Les fantassins approchent en tirailleurs et du Vigier rapporte l’épisode : « un officier marche quelques pas devant eux, le revolver au poing. Quand il n’est plus qu’à soixante-quinze mètres de moi, il s’arrête et regarde, puis repart. Peut-être a-t-il vu un reflet sur une cuirasse ? Il ne faut pas lui laisser le temps de préciser ses soupçons. Je me précipite en avant, au galop, en criant : Chargez ! Mes hommes n’ont pas été longs à me suivre et certes nous avons obtenu l’effet de surprise préconisé par les règlements, car nous sommes sur les fantassins avant qu’aucun d’eux, officier compris, n’ait eu l’idée de tirer sur nous !

Je n’ai pas le temps de pointer du sabre, car il me faut m’orienter.

Je laisse mes hommes détendre leurs nerfs en sabrant au passage et je cherche un abri. » Du Vigier a réussi de prendre de vitesse cette colonne que lui et ses hommes dépassent rapidement puis se dérobent à leur feu. Des cavaliers et des cyclistes les pourchassent également et « le salut est dans les bois » une fois de plus, pour que les poursuivants perdent leur trace. Malheureusement cette charge a encore diminué l’effectif de la reconnaissance : un homme, tombé de son cheval, est porté manquant et un autre est blessé.

Ce dernier est soigné mais les nécessités de la mission imposent de l’abandonner et l’on peut voir dans le récit de du Vigier la culpabilité de laisser ainsi une fois de plus, l’un de ses hommes, qui plus est blessé, ce qui laisse entrevoir l’attachement qu’il a pour eux : « Je fais étendre Lebas sur une couverture et l’installe contre sa selle, puis je lui applique son paquet de pansement sur sa blessure : une balle dans les muscles de la cuisse.

Je lui laisse un peu d’alcool de menthe à boire et suis obligé de l’abandonner.

C’est pour moi une minute très pénible de quitter ce brave garçon si dévoué et si courageux.
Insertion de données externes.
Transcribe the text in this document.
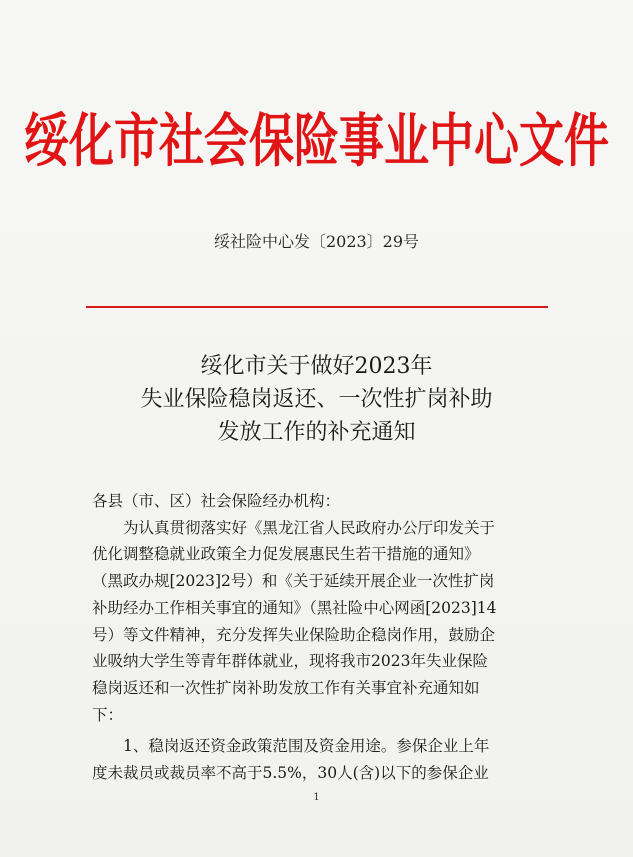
绥化市社会保险事业中心文件
绥社险中心发〔2023〕29号
绥化市关于做好2023年
失业保险稳岗返还、一次性扩岗补助
发放工作的补充通知

各县（市、区）社会保险经办机构：

　　为认真贯彻落实好《黑龙江省人民政府办公厅印发关于

优化调整稳就业政策全力促发展惠民生若干措施的通知》

（黑政办规[2023]2号）和《关于延续开展企业一次性扩岗

补助经办工作相关事宜的通知》（黑社险中心网函[2023]14

号）等文件精神，充分发挥失业保险助企稳岗作用，鼓励企

业吸纳大学生等青年群体就业，现将我市2023年失业保险

稳岗返还和一次性扩岗补助发放工作有关事宜补充通知如

下：

　　1、稳岗返还资金政策范围及资金用途。参保企业上年

度未裁员或裁员率不高于5.5%，30人(含)以下的参保企业

1
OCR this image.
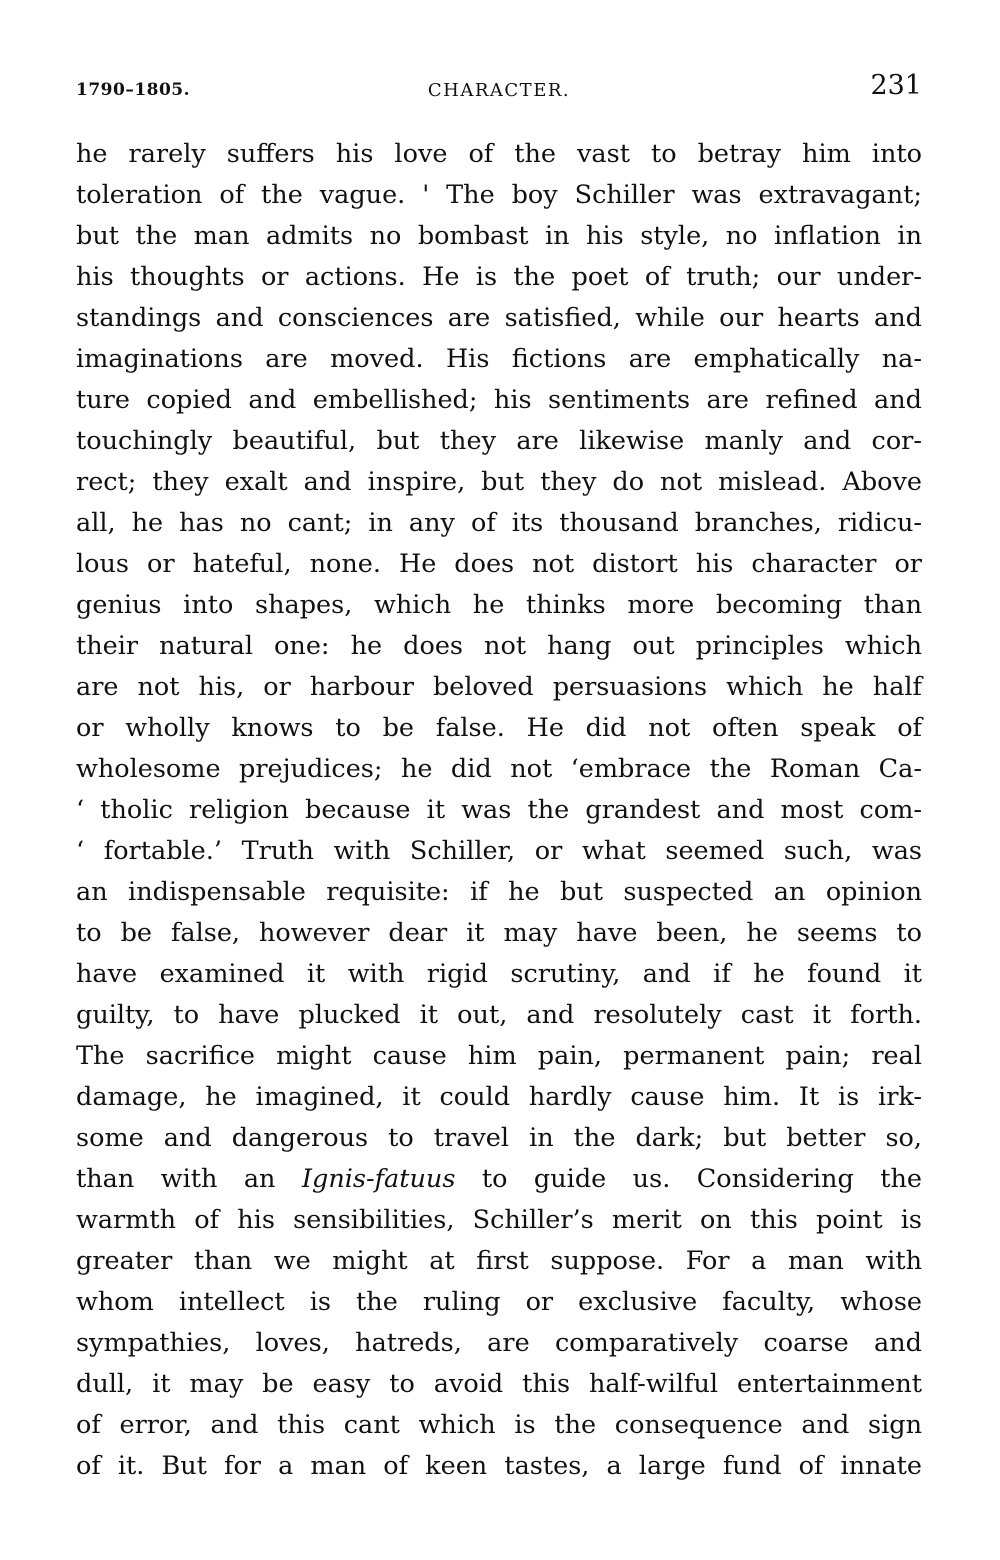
1790–1805.	CHARACTER.	231
he rarely suffers his love of the vast to betray him into
toleration of the vague. ' The boy Schiller was extravagant;
but the man admits no bombast in his style, no inflation in
his thoughts or actions. He is the poet of truth; our under-
standings and consciences are satisfied, while our hearts and
imaginations are moved. His fictions are emphatically na-
ture copied and embellished; his sentiments are refined and
touchingly beautiful, but they are likewise manly and cor-
rect; they exalt and inspire, but they do not mislead. Above
all, he has no cant; in any of its thousand branches, ridicu-
lous or hateful, none. He does not distort his character or
genius into shapes, which he thinks more becoming than
their natural one: he does not hang out principles which
are not his, or harbour beloved persuasions which he half
or wholly knows to be false. He did not often speak of
wholesome prejudices; he did not ‘embrace the Roman Ca-
‘ tholic religion because it was the grandest and most com-
‘ fortable.’ Truth with Schiller, or what seemed such, was
an indispensable requisite: if he but suspected an opinion
to be false, however dear it may have been, he seems to
have examined it with rigid scrutiny, and if he found it
guilty, to have plucked it out, and resolutely cast it forth.
The sacrifice might cause him pain, permanent pain; real
damage, he imagined, it could hardly cause him. It is irk-
some and dangerous to travel in the dark; but better so,
than with an Ignis-fatuus to guide us. Considering the
warmth of his sensibilities, Schiller’s merit on this point is
greater than we might at first suppose. For a man with
whom intellect is the ruling or exclusive faculty, whose
sympathies, loves, hatreds, are comparatively coarse and
dull, it may be easy to avoid this half-wilful entertainment
of error, and this cant which is the consequence and sign
of it. But for a man of keen tastes, a large fund of innate
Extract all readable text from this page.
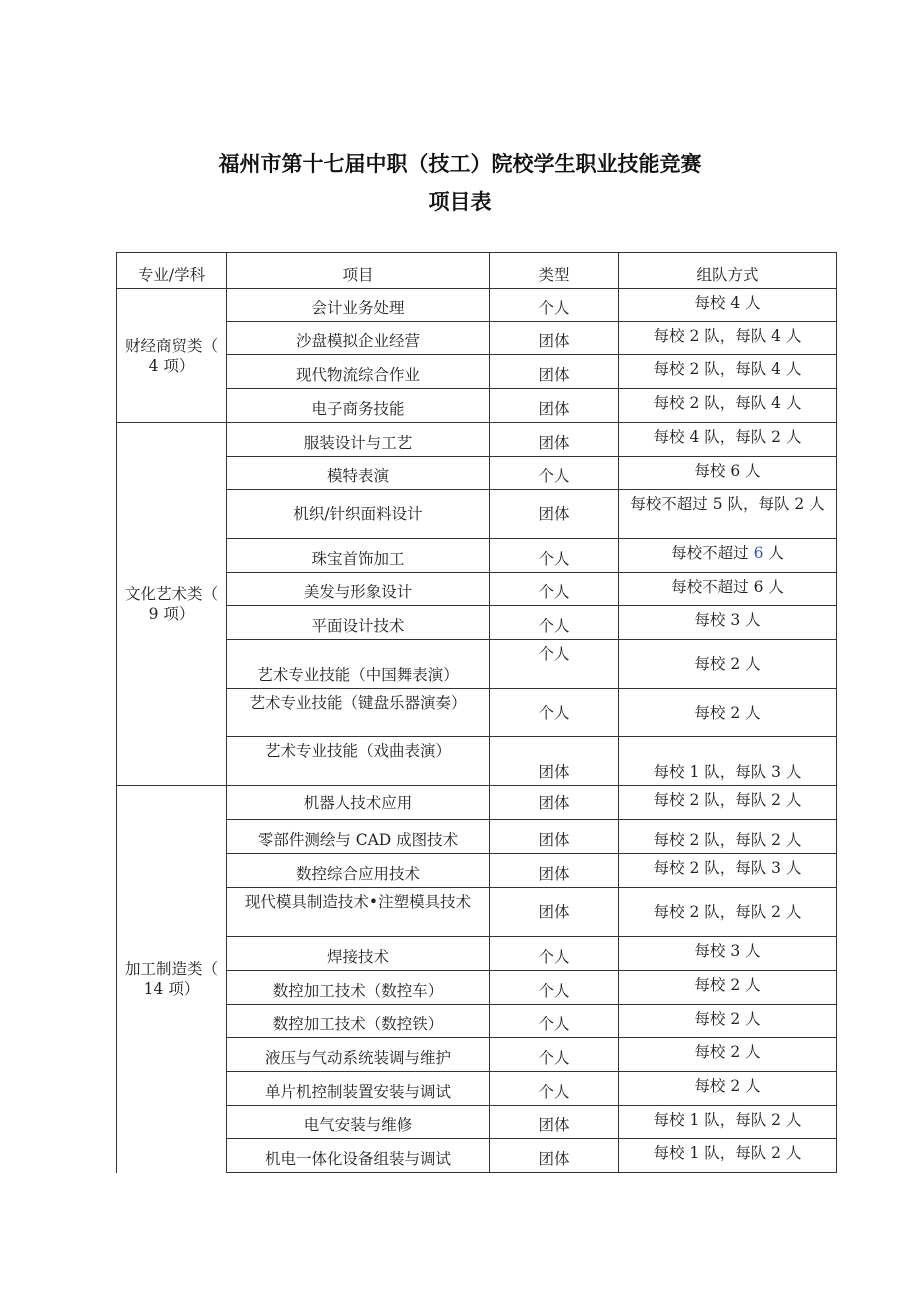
福州市第十七届中职（技工）院校学生职业技能竞赛
项目表
专业/学科	项目	类型	组队方式

财经商贸类（
4 项）	会计业务处理	个人	每校 4 人
	沙盘模拟企业经营	团体	每校 2 队，每队 4 人
	现代物流综合作业	团体	每校 2 队，每队 4 人
	电子商务技能	团体	每校 2 队，每队 4 人

文化艺术类（
9 项）	服装设计与工艺	团体	每校 4 队，每队 2 人
	模特表演	个人	每校 6 人
	机织/针织面料设计	团体	每校不超过 5 队，每队 2 人
	珠宝首饰加工	个人	每校不超过 6 人
	美发与形象设计	个人	每校不超过 6 人
	平面设计技术	个人	每校 3 人
	艺术专业技能（中国舞表演）	个人	每校 2 人
	艺术专业技能（键盘乐器演奏）	个人	每校 2 人
	艺术专业技能（戏曲表演）	团体	每校 1 队，每队 3 人

加工制造类（
14 项）	机器人技术应用	团体	每校 2 队，每队 2 人
	零部件测绘与 CAD 成图技术	团体	每校 2 队，每队 2 人
	数控综合应用技术	团体	每校 2 队，每队 3 人
	现代模具制造技术•注塑模具技术	团体	每校 2 队，每队 2 人
	焊接技术	个人	每校 3 人
	数控加工技术（数控车）	个人	每校 2 人
	数控加工技术（数控铁）	个人	每校 2 人
	液压与气动系统装调与维护	个人	每校 2 人
	单片机控制装置安装与调试	个人	每校 2 人
	电气安装与维修	团体	每校 1 队，每队 2 人
	机电一体化设备组装与调试	团体	每校 1 队，每队 2 人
Plusieurs fois de suite, j’ai regretté, dans des moments difficiles, de ne plus l’avoir à mes côtés pour m’aider et me faciliter la besogne ; et puis, en une heure de temps, j’avais perdu mes deux gradés et mon meilleur cavalier. »
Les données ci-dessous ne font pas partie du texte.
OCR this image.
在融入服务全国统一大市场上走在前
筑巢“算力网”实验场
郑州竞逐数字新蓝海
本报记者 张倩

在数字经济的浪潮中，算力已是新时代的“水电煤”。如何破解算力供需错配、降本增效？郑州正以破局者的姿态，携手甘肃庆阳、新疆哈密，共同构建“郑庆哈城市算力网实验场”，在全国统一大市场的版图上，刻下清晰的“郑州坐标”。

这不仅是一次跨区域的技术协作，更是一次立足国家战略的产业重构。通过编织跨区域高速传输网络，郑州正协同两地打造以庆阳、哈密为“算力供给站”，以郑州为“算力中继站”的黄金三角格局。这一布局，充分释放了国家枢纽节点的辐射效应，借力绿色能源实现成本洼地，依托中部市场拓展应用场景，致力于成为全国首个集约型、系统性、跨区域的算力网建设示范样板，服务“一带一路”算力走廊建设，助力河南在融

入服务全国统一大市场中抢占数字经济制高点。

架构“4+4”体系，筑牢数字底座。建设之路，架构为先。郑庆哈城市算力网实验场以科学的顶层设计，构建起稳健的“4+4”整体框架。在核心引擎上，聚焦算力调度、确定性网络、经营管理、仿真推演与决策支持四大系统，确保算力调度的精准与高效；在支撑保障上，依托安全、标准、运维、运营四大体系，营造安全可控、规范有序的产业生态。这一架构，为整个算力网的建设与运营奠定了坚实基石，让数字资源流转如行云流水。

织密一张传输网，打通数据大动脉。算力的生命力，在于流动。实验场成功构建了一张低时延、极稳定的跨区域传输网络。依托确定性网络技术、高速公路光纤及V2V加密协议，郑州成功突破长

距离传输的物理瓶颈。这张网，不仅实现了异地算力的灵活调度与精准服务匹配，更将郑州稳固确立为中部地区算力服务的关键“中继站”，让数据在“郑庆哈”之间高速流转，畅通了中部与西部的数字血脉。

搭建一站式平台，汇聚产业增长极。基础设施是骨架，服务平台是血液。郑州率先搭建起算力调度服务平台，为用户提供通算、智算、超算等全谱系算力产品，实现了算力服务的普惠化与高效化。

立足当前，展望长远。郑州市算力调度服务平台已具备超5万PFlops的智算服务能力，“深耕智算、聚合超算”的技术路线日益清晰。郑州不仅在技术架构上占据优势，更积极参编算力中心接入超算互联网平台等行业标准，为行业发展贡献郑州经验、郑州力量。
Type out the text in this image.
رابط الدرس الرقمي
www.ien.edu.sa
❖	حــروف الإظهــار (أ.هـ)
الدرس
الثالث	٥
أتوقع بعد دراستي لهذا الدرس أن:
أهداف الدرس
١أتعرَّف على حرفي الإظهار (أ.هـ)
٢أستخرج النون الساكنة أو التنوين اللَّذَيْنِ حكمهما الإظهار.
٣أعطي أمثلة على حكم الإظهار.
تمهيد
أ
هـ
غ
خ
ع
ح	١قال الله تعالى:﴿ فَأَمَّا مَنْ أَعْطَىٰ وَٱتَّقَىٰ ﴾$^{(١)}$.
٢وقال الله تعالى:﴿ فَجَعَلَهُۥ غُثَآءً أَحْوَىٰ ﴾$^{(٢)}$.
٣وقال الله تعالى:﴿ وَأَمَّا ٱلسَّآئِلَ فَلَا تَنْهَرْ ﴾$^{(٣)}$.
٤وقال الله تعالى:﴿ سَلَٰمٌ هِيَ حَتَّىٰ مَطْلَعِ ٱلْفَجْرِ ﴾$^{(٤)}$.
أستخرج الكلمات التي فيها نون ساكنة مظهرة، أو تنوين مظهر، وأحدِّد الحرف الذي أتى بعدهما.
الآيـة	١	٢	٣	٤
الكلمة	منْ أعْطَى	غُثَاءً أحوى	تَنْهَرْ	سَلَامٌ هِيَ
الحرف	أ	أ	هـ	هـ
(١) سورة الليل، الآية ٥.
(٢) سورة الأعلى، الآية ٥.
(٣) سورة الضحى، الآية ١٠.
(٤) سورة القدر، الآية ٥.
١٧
Dès lors, du Vigier pense que n’ayant plus que quatre cavaliers pour accomplir sa mission, celle-ci semble compromise :

« J’eus une seconde la tentation de renoncer à poursuivre ma route et de rentrer dans nos lignes en profitant des bois, mais je ne voulais pas que les pertes subies jusqu’ici l’aient été en pure perte et, quand je quittais Lebas, j’étais plus résolu que jamais à aller aussi loin que possible. ».
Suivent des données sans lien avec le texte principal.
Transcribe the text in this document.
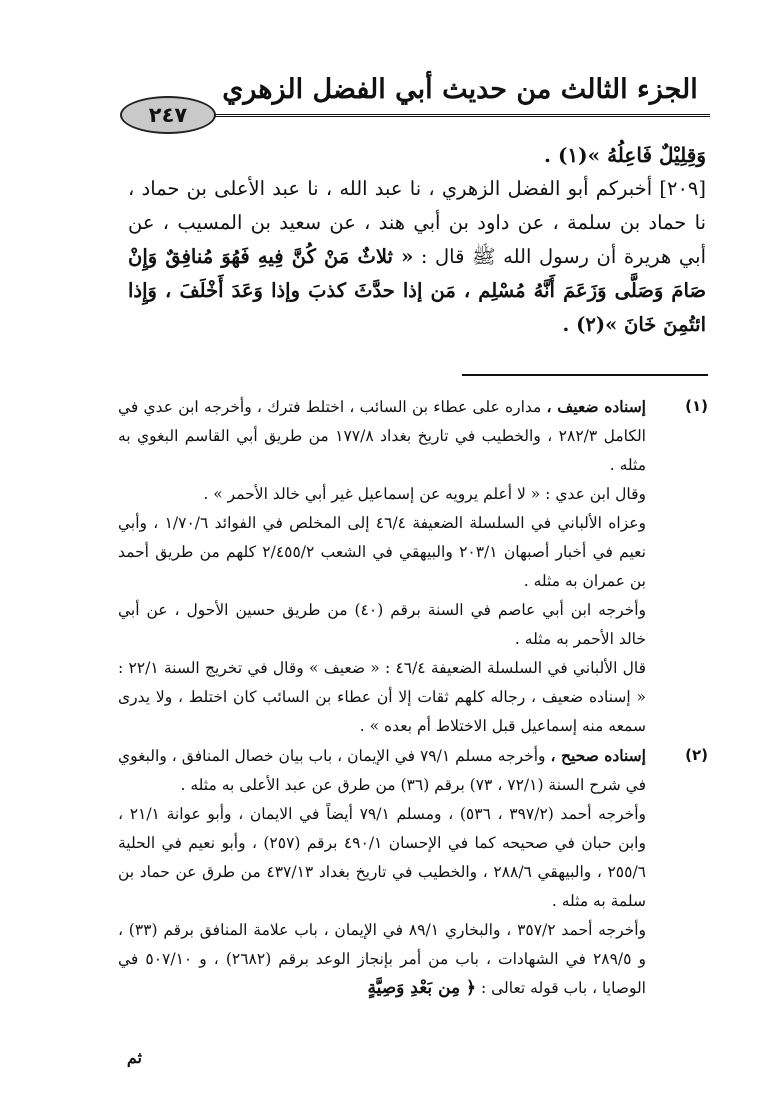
الجزء الثالث من حديث أبي الفضل الزهري
٢٤٧

وَقِلِيْلٌ فَاعِلُهُ »(١) .

[٢٠٩] أخبركم أبو الفضل الزهري ، نا عبد الله ، نا عبد الأعلى بن حماد ، نا حماد بن سلمة ، عن داود بن أبي هند ، عن سعيد بن المسيب ، عن أبي هريرة أن رسول الله ﷺ قال : « ثلاثٌ مَنْ كُنَّ فِيهِ فَهُوَ مُنافِقٌ وَإِنْ صَامَ وَصَلَّى وَزَعَمَ أَنَّهُ مُسْلِم ، مَن إذا حدَّثَ كذبَ وإذا وَعَدَ أَخْلَفَ ، وَإِذا ائتُمِنَ خَانَ »(٢) .

(١)
إسناده ضعيف ، مداره على عطاء بن السائب ، اختلط فترك ، وأخرجه ابن عدي في الكامل ٢٨٢/٣ ، والخطيب في تاريخ بغداد ١٧٧/٨ من طريق أبي القاسم البغوي به مثله .
وقال ابن عدي : « لا أعلم يرويه عن إسماعيل غير أبي خالد الأحمر » .
وعزاه الألباني في السلسلة الضعيفة ٤٦/٤ إلى المخلص في الفوائد ١/٧٠/٦ ، وأبي نعيم في أخبار أصبهان ٢٠٣/١ والبيهقي في الشعب ٢/٤٥٥/٢ كلهم من طريق أحمد بن عمران به مثله .
وأخرجه ابن أبي عاصم في السنة برقم (٤٠) من طريق حسين الأحول ، عن أبي خالد الأحمر به مثله .
قال الألباني في السلسلة الضعيفة ٤٦/٤ : « ضعيف » وقال في تخريج السنة ٢٢/١ : « إسناده ضعيف ، رجاله كلهم ثقات إلا أن عطاء بن السائب كان اختلط ، ولا يدرى سمعه منه إسماعيل قبل الاختلاط أم بعده » .
(٢)
إسناده صحيح ، وأخرجه مسلم ٧٩/١ في الإيمان ، باب بيان خصال المنافق ، والبغوي في شرح السنة (٧٢/١ ، ٧٣) برقم (٣٦) من طرق عن عبد الأعلى به مثله .
وأخرجه أحمد (٣٩٧/٢ ، ٥٣٦) ، ومسلم ٧٩/١ أيضاً في الايمان ، وأبو عوانة ٢١/١ ، وابن حبان في صحيحه كما في الإحسان ٤٩٠/١ برقم (٢٥٧) ، وأبو نعيم في الحلية ٢٥٥/٦ ، والبيهقي ٢٨٨/٦ ، والخطيب في تاريخ بغداد ٤٣٧/١٣ من طرق عن حماد بن سلمة به مثله .
وأخرجه أحمد ٣٥٧/٢ ، والبخاري ٨٩/١ في الإيمان ، باب علامة المنافق برقم (٣٣) ، و ٢٨٩/٥ في الشهادات ، باب من أمر بإنجاز الوعد برقم (٢٦٨٢) ، و ٥٠٧/١٠ في الوصايا ، باب قوله تعالى : ﴿ مِن بَعْدِ وَصِيَّةٍ
ثم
La mission se poursuit donc par Caisnes, où de loin, du Vigier peut observer le passage d’une division de cavalerie : « Ce défilé dura vingt bonnes minutes et me frappa par son bon ordre et son silence.

Pas de traînards.

Je tremblais qu’une patrouille ne vienne fouiller ma retraite ou qu’un de mes chevaux ne se mette à hennir ». Puis la reconnaissance se dirige vers la forêt de Carlepont au sud de Noyon afin de s’y dissimuler, toujours sous le feu lointain de patrouilles. Encore une fois à l’abri dans les bois, du Vigier confirme la maxime « qui veut aller loin ménage sa monture » et rapporte dans son récit comment il prend soin des siennes : « dans cette immense forêt, j’ai le temps de faire manger hommes et chevaux […].
D’ailleurs, toutes ces galopades ont épuisé mes pauvres chevaux et creusé l’appétit de mes hommes.

Je donne à tous une heure de repos bien gagné. »

Puis la reconnaissance repart, dans la direction de Tergnier, important nœud routier qui permettrait de rassembler des renseignements sur les mouvements ennemis. L’avantage pour du Vigier qui vient d’être caserné depuis près d’un an à Noyon est de connaître les meilleurs points d’observations de la vallée de l’Oise. Mais il doit d’abord trouver un passage pour la franchir.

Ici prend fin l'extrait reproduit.